Complete step-by-step solution:
Step 1: First of all we have to let x as $\tan \theta$ and then we have to find the differentiation of the expression we just let as mentioned in the solution hint. Hence,
$\Rightarrow x = \tan \theta$
Now, we have to differentiate the functions as obtained just above.
$\Rightarrow \dfrac{d}{{d\theta }}x = \dfrac{d}{{d\theta }}\tan \theta$
Now, to solve the differentiation we have to use the formula (A) as mentioned in the solution hint.
$\Rightarrow x = {\sec ^2}\theta d\theta ..................(1)$
Step 2: Now, we have to let the given integral as I mentioned in the solution hint. Hence,
$I = \int {x{{\cos }^{ - 1}}\left( {\dfrac{{1 - {x^2}}}{{1 + {x^2}}}} \right)dx} .......................(2)$
Step 3: Now, we have to substitute the expression (1) as obtained in the solution step 1 into the expression (2) as obtained in the solution step 2. Hence,
$I = \int {\tan \theta {{\cos }^{ - 1}}\left( {\dfrac{{1 - {x^2}}}{{1 + {x^2}}}} \right){{\sec }^2}\theta d\theta } .......................(3)$
Step 4: Now, to simplify the expression (3) as obtained in the solution hint we have to use the formula (B) as mentioned in the solution hint. Hence,
$I = \int {\tan \theta {{\cos }^{ - 1}}\left( {\cos 2\theta } \right){{\sec }^2}\theta d\theta } .......................(4)$
Step 5: Now, to solve the expression(4) as obtained in the solution step 4 we have to use the formula (C) as mentioned in the solution hint. Hence,
$I = \int {2\theta \tan \theta {{\sec }^2}\theta d\theta } .......................(5)$
Step 6: Now, to solve or find the integration of the expression (5) as obtained in the solution step 5 we have to use the formula (D) which is as mentioned in the solution hint. Hence,
As explained in the solution hint, we have to take $2\theta$ as u and $\tan \theta {\sec ^2}\theta$ as v according to L’ Hospital rule. Hence,

$$I = 2\theta \int {\tan \theta {{\sec }^2}\theta d\theta } - \int {\left( {\dfrac{{d2\theta }}{{d\theta }}\int {\tan \theta {{\sec }^2}\theta d\theta } } \right)} d\theta \\\ I = 2\theta \dfrac{{{{\tan }^2}\theta }}{2} - 2 \times \dfrac{1}{2}\int {{{\tan }^2}\theta d\theta } \\\$$

Now, on eliminating the terms which can be eliminated,
$\Rightarrow \theta {\tan ^2}\theta - \left[ {\int {( - 1 + {{\sec }^2}\theta )d\theta } } \right]$
Now, we have to find the integration if the terms left to integrate in the expression as obtained just above,
$\Rightarrow \theta {\tan ^2}\theta + \theta - \tan \theta + C \\\ \Rightarrow \theta (1 + {\tan ^2}\theta ) - \tan \theta + C..................(6) \\\$
Step 7: Now, we have to substitute the value of $\theta$ in the expression (6) as obtained in the solution step 6. Hence,
$I = - x + (1 + {x^2}){\tan ^{ - 1}}x + C$
Hence, with the help of the formulas (A), (B), (C), and (D) we have determined the value of the given integral $$\int {x{{\cos }^{ - 1}}\left( {\dfrac{{1 - {x^2}}}{{1 + {x^2}}}} \right)dx}$$$= - x + (1 + {x^2}){\tan ^{ - 1}}x + C$ where, C is the constant.

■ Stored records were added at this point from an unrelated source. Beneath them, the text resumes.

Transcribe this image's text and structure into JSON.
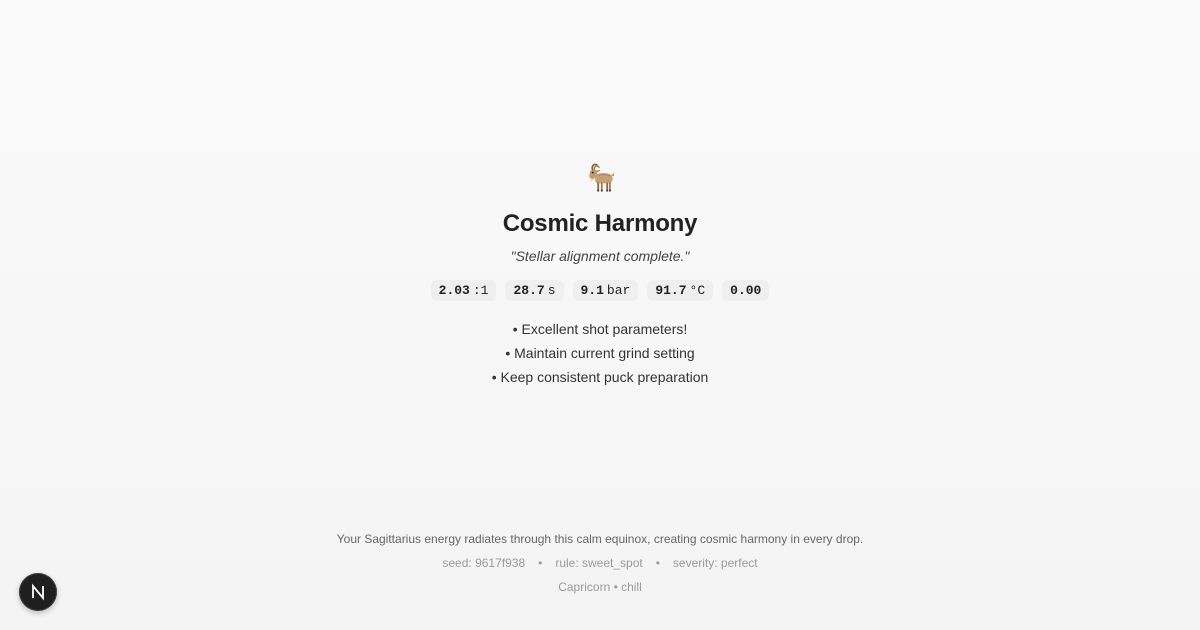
{
  "zodiac_icon": "goat-icon",
  "title": "Cosmic Harmony",
  "quote": "\"Stellar alignment complete.\"",
  "metrics": [
    {
      "value": "2.03",
      "unit": ":1"
    },
    {
      "value": "28.7",
      "unit": "s"
    },
    {
      "value": "9.1",
      "unit": "bar"
    },
    {
      "value": "91.7",
      "unit": "°C"
    },
    {
      "value": "0.00",
      "unit": ""
    }
  ],
  "tips": [
    "• Excellent shot parameters!",
    "• Maintain current grind setting",
    "• Keep consistent puck preparation"
  ],
  "footer": {
    "story": "Your Sagittarius energy radiates through this calm equinox, creating cosmic harmony in every drop.",
    "seed": "seed: 9617f938",
    "rule": "rule: sweet_spot",
    "severity": "severity: perfect",
    "separator": "•",
    "sign": "Capricorn • chill"
  },
  "badge": {
    "letter": "N",
    "icon": "nextjs-logo-icon"
  },
  "colors": {
    "background": "#fafafa",
    "metric_chip": "#efefef",
    "badge": "#1f1f1f"
  }
}
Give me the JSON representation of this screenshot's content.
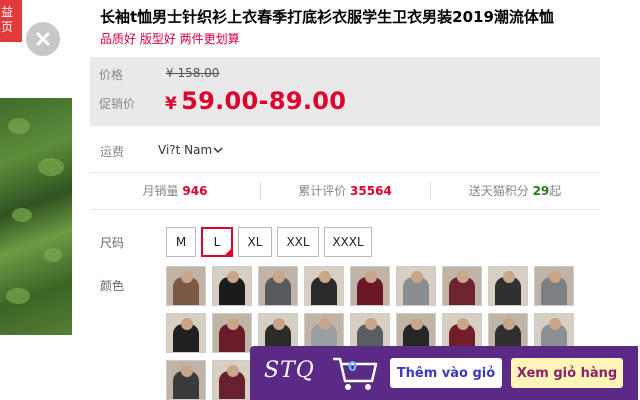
{
  "left_panel": {
    "tag_text": "益\n页",
    "close_icon": "close-icon"
  },
  "product": {
    "title": "长袖t恤男士针织衫上衣春季打底衫衣服学生卫衣男装2019潮流体恤",
    "subtitle": "品质好 版型好 两件更划算"
  },
  "price": {
    "label_price": "价格",
    "old_price": "¥ 158.00",
    "label_promo": "促销价",
    "currency": "¥",
    "promo_price": "59.00-89.00"
  },
  "shipping": {
    "label": "运费",
    "value": "Vi?t Nam"
  },
  "stats": {
    "monthly_sales_label": "月销量",
    "monthly_sales": "946",
    "reviews_label": "累计评价",
    "reviews": "35564",
    "points_label": "送天猫积分",
    "points": "29",
    "points_suffix": "起"
  },
  "size": {
    "label": "尺码",
    "options": [
      "M",
      "L",
      "XL",
      "XXL",
      "XXXL"
    ],
    "selected": "L"
  },
  "color": {
    "label": "颜色",
    "swatches": [
      {
        "c": "#7b5a45"
      },
      {
        "c": "#1b1b1b"
      },
      {
        "c": "#555a5e"
      },
      {
        "c": "#2a2a2a"
      },
      {
        "c": "#6b1826"
      },
      {
        "c": "#8a8e93"
      },
      {
        "c": "#6e2430"
      },
      {
        "c": "#303030"
      },
      {
        "c": "#7c7f83"
      },
      {
        "c": "#202020"
      },
      {
        "c": "#6a1c28"
      },
      {
        "c": "#2b2b2b"
      },
      {
        "c": "#9a9da1"
      },
      {
        "c": "#5a5d61"
      },
      {
        "c": "#262626"
      },
      {
        "c": "#711d2b"
      },
      {
        "c": "#2f2f2f"
      },
      {
        "c": "#8c8f93"
      },
      {
        "c": "#3a3a3a"
      },
      {
        "c": "#682030"
      }
    ]
  },
  "stq": {
    "logo": "STQ",
    "cart_count": "0",
    "add_button": "Thêm vào giỏ",
    "view_button": "Xem giỏ hàng",
    "colors": {
      "bar": "#5b2a86",
      "view_bg": "#fff5b8"
    }
  }
}
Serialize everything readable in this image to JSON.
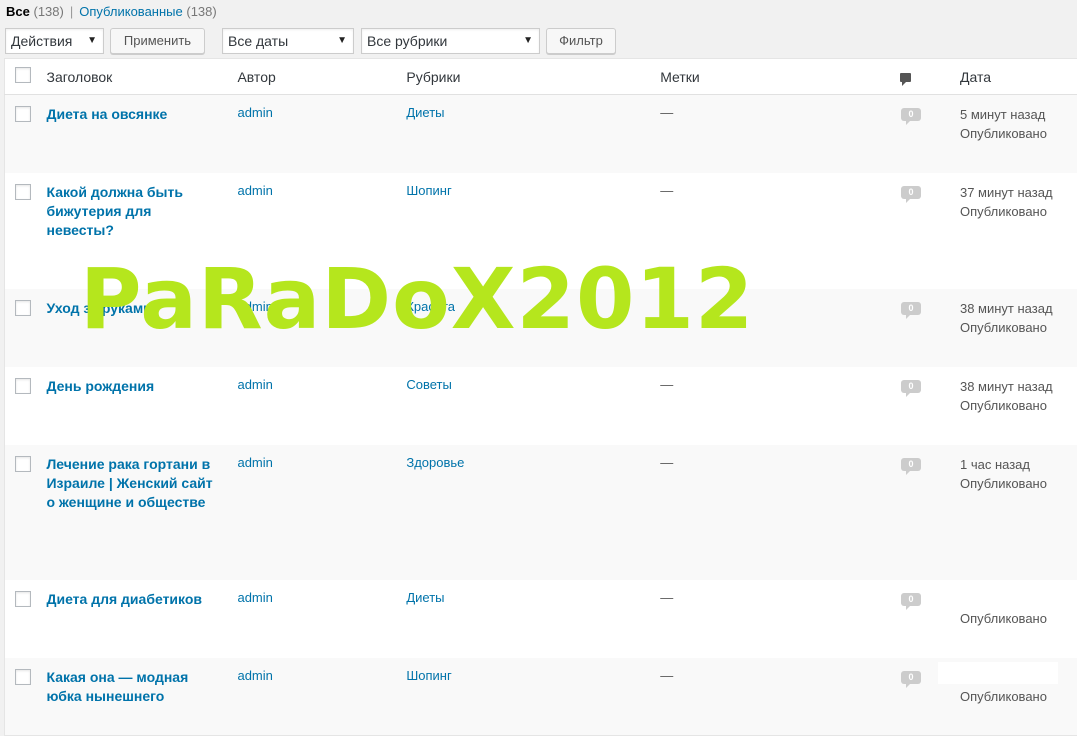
{
  "filters_nav": {
    "all_label": "Все",
    "all_count": "(138)",
    "separator": "|",
    "published_label": "Опубликованные",
    "published_count": "(138)"
  },
  "tablenav": {
    "bulk_actions": "Действия",
    "apply_button": "Применить",
    "dates_select": "Все даты",
    "categories_select": "Все рубрики",
    "filter_button": "Фильтр"
  },
  "table": {
    "headers": {
      "title": "Заголовок",
      "author": "Автор",
      "categories": "Рубрики",
      "tags": "Метки",
      "date": "Дата"
    },
    "rows": [
      {
        "title": "Диета на овсянке",
        "author": "admin",
        "category": "Диеты",
        "tags": "—",
        "comments": "0",
        "date": "5 минут назад",
        "status": "Опубликовано"
      },
      {
        "title": "Какой должна быть бижутерия для невесты?",
        "author": "admin",
        "category": "Шопинг",
        "tags": "—",
        "comments": "0",
        "date": "37 минут назад",
        "status": "Опубликовано"
      },
      {
        "title": "Уход за руками",
        "author": "admin",
        "category": "Красота",
        "tags": "—",
        "comments": "0",
        "date": "38 минут назад",
        "status": "Опубликовано"
      },
      {
        "title": "День рождения",
        "author": "admin",
        "category": "Советы",
        "tags": "—",
        "comments": "0",
        "date": "38 минут назад",
        "status": "Опубликовано"
      },
      {
        "title": "Лечение рака гортани в Израиле | Женский сайт о женщине и обществе",
        "author": "admin",
        "category": "Здоровье",
        "tags": "—",
        "comments": "0",
        "date": "1 час назад",
        "status": "Опубликовано"
      },
      {
        "title": "Диета для диабетиков",
        "author": "admin",
        "category": "Диеты",
        "tags": "—",
        "comments": "0",
        "date": "",
        "status": "Опубликовано"
      },
      {
        "title": "Какая она — модная юбка нынешнего",
        "author": "admin",
        "category": "Шопинг",
        "tags": "—",
        "comments": "0",
        "date": "",
        "status": "Опубликовано"
      }
    ]
  },
  "watermark": "PaRaDoX2012",
  "colors": {
    "link": "#0073aa",
    "watermark": "#b5e61d",
    "bubble": "#cccccc",
    "row_alt": "#f9f9f9"
  }
}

Therefore option (B) is correct.

Note: To determine the integration of the given integral we have to let the term of the integral which is x as $\tan \theta$ and then we have to find the differentiation of the expression just obtained.
If there are two or more than two functions/terms to integrate then we have to use the L’ Hospital rule to integrate which is already explained in the solution hint.